Chromebooks, which are based on Google's Chrome OS platform, don't necessarily get the kind of attention Android mobile devices do these days. They are basically notebooks competing in a crowded PC market that is getting far less notice than a few years ago. Based on these factors, it would appear that Chromebooks are doomed to languish in the sales doldrums with the rest of the PC market. Further inspection, however, reveals a much different story. While notebooks and other types of PCs are generally having a tough time right now, Chromebooks are proving to be extremely popular. Chromebooks last year were the top-selling product type in the mobile PC space (not counting tablets), and Amazon.com lists several Chromebooks among its most popular available notebooks. So, why are Chromebooks so popular and how did they become such an appealing buy to so many people? Take a look at this eWEEK slide show to find the reasons why. You might even decide that a Chromebook model might be right for you.

 
 
 
  • 10 Reasons Today's Chromebooks Look Like a Smart Mobile PC Buy

    By Don Reisinger
    10 Reasons Today's Chromebooks Look Like a Smart Mobile PC Buy
  • They Appeal to Budget-Conscious Consumers

    One of the best things about Chromebooks is that they're inexpensive. In fact, customers can get their hands on the devices for as little as a couple hundred dollars, and even some of the higher-end Chromebooks with such features as LTE are cheaper than the standard, low-end iPad. Budget-conscious shoppers love Chromebooks.
    They Appeal to Budget-Conscious Consumers
  • The Apps Are in the Cloud

    Some criticize Chromebooks for their lack of native apps, but such an argument doesn't quite hold water. The whole point of Chrome OS, a Web-based operating system, is that Websites themselves are the "apps" customers run on their computers. Sure, there's an offline mode, but the Chromebook secret sauce is in the cloud, not third-party developer support like on Windows.
    The Apps Are in the Cloud
  • Google Lovers Will Love Them

    There's no doubt about it: Those who love Google services will love Chromebooks. Upon booting up a Chromebook for the first time, owners will input their Google credentials, and they'll be off to the races. Everything from Gmail to Google Docs to Google Calendar is baked into Chrome OS, and the only people that bothers are those who don't like Google. Those who love Google love Chrome OS.
    Google Lovers Will Love Them
  • More Offline Apps Are Coming Along

    While the Internet is the most important "app" for Chrome OS, it's worth noting that more offline apps are coming along. In fact, over the last several months, a number of major developers have realized that offline support is still important for Chromebooks.
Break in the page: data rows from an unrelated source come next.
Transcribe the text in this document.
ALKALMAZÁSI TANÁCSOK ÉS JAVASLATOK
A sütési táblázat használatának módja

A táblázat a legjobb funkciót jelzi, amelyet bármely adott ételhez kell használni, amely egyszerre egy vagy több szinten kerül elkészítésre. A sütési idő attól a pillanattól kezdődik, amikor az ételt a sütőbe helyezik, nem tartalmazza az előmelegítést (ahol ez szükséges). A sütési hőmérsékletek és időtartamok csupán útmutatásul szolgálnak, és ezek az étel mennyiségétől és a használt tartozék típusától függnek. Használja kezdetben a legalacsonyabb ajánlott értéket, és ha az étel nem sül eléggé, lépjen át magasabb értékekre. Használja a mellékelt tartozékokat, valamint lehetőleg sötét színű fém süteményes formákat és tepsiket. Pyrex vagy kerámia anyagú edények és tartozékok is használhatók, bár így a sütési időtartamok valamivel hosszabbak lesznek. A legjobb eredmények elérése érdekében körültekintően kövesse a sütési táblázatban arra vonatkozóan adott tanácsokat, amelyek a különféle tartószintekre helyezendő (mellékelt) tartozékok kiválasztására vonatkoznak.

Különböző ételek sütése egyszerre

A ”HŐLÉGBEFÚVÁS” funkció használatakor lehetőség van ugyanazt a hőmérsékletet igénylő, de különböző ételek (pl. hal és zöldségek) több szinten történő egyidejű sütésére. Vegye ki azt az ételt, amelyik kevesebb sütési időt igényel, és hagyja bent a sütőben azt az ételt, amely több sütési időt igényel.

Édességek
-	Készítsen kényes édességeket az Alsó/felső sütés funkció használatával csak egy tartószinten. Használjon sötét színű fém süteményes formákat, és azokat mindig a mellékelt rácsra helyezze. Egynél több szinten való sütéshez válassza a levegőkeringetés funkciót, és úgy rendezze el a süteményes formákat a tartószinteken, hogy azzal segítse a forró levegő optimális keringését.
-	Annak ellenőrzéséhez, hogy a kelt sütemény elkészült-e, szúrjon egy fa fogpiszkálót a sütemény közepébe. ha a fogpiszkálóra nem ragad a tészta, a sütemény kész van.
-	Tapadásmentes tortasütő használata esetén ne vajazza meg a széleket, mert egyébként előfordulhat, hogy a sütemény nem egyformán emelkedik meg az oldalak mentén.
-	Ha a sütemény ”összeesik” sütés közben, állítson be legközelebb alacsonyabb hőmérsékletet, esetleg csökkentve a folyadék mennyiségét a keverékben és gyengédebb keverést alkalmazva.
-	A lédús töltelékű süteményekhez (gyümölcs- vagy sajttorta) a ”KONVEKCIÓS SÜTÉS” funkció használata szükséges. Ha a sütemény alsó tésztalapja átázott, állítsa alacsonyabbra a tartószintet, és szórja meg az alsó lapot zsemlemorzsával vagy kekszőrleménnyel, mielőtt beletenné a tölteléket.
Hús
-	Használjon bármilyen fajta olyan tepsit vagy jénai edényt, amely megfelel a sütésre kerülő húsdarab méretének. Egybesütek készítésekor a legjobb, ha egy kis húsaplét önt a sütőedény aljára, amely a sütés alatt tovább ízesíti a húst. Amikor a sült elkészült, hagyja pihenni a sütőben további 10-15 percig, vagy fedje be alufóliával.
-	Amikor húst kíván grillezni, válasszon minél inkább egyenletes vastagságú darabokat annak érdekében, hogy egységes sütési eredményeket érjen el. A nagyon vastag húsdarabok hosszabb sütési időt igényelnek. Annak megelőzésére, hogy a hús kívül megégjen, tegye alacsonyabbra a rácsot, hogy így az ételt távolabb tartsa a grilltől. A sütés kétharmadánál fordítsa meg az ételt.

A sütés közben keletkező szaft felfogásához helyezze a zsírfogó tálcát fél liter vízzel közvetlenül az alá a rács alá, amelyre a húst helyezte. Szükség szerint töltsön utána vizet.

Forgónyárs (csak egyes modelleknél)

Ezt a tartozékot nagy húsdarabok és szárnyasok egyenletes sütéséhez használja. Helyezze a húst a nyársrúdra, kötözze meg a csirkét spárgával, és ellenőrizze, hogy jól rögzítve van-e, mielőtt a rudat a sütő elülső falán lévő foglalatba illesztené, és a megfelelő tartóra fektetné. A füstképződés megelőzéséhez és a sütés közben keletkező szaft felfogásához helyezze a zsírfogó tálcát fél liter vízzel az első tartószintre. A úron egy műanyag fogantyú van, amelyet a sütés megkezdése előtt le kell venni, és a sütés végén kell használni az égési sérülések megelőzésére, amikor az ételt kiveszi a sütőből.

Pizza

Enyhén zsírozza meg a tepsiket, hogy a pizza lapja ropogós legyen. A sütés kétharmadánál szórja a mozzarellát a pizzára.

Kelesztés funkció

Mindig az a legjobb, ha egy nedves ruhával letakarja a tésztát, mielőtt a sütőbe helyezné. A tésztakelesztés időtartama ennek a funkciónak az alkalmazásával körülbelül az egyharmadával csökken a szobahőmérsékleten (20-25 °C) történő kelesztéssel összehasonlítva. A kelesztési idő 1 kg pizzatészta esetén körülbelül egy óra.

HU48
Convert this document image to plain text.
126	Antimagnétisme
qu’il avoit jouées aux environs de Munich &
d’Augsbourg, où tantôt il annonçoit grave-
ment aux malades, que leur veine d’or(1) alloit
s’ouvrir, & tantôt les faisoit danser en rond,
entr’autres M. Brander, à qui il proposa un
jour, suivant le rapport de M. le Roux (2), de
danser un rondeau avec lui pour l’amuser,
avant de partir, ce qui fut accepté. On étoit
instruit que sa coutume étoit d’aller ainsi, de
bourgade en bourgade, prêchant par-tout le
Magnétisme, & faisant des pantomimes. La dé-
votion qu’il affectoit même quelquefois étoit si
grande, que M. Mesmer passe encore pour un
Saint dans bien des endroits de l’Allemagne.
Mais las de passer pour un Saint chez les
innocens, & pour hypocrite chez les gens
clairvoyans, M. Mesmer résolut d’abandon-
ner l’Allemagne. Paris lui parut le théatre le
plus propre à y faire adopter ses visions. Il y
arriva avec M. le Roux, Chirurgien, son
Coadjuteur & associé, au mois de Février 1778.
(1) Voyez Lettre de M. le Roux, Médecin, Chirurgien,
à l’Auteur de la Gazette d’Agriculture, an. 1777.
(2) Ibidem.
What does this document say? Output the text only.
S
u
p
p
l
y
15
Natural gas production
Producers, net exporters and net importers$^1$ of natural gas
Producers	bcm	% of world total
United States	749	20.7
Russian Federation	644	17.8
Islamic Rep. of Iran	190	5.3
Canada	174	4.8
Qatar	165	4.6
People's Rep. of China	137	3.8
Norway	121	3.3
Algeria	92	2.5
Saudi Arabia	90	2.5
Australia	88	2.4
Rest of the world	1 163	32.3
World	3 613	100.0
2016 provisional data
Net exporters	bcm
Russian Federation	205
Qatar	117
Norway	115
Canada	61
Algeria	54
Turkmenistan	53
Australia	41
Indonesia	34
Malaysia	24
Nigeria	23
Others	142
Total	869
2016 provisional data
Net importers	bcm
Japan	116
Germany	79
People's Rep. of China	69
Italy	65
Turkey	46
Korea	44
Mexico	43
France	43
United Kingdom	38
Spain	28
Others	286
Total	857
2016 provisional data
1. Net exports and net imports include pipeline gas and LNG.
Google, of course, has been the first to make that leap, allowing for offline Gmail as just one of the many available apps.
    More Offline Apps Are Coming Along
  • They're Perfect for Kids

    Google makes no secret that it's trying to get Chromebooks into schools. The company believes that the cloud is the future and kids should have easy access to cheap computers that get them there. For parents, Chromebooks also make a lot of sense. The computers are cheap, they're relatively secure, parental controls are readily available, and kids get to stream music and videos or surf the Web. It's a win-win.
    They're Perfect for Kids
  • Security Is Quite Strong

    Overall, Chromebook security is quite strong. The operating system itself is not a major one for cyber-criminals, which means users won't need to worry about viruses or spyware. The only security threat is the Web, and as recent history has shown, perhaps there's much to fear there. Still, every operating system faces the Web threat, and Chrome OS doesn't have to deal with all the offline threats that impact operating systems like Windows. All in all, it's a win for Chromebooks.
    Security Is Quite Strong
  • Sleek Hardware

    Chromebooks, whether they're made by Samsung, HP or Acer, are actually quite good-looking. The devices are lightweight, thin and sleek, and they come with a Mac-like finish that people like. The best part is, they offer such a nice look for a cheap price. Not all Chromebooks are created equal, of course, but many come with designs that are really impressive.
    Sleek Hardware
  • Bring On LTE

    The vast majority of Chromebooks now ship with LTE built-in. That's important. Today's MacBook Pros and MacBook Air don't ship with LTE, and far too many PCs are still lacking in the wireless connectivity space. With Chromebooks shipping with LTE, Web accessibility is available nearly everywhere (depending on the carrier), and the full Chrome OS experience isn't lost when traveling. It's a key feature for those who are often on the road.
    Bring On LTE
  • It's a Windows XP-less World

    Let's not forget that we're now living in a world where Windows XP is no longer supported. And for many people, the idea of switching to Windows 8 is unfathomable, as is spending a substantial sum on a new computer. Chromebooks seem to fill that void by offering high-quality products that are cheap and won't be too jarring a software jump, since they rely on the Web for their user experience. Chromebooks might just be in the right place at the right time.
    It's a Windows XP-less World
  • Faster Access to the Stuff That Matters

    One of the nicest features about Chrome OS is that users can pin sites to the bottom taskbar, allowing for fast access to any Website. In addition, the devices themselves come with solid-state drives, delivering extremely fast performance. Those looking to get on the Web and get to a Website quickly will find no faster solution than a Chromebook.
    Faster Access to the Stuff That Matters
 
 
 
 
 
Don Reisinger is a freelance technology columnist. He started writing about technology for Ziff-Davis' Gearlog.com. Since then, he has written extremely popular columns for CNET.com, Computerworld, InformationWeek, and others. He has appeared numerous times on national television to share his expertise with viewers. You can follow his every move at http://twitter.com/donreisinger.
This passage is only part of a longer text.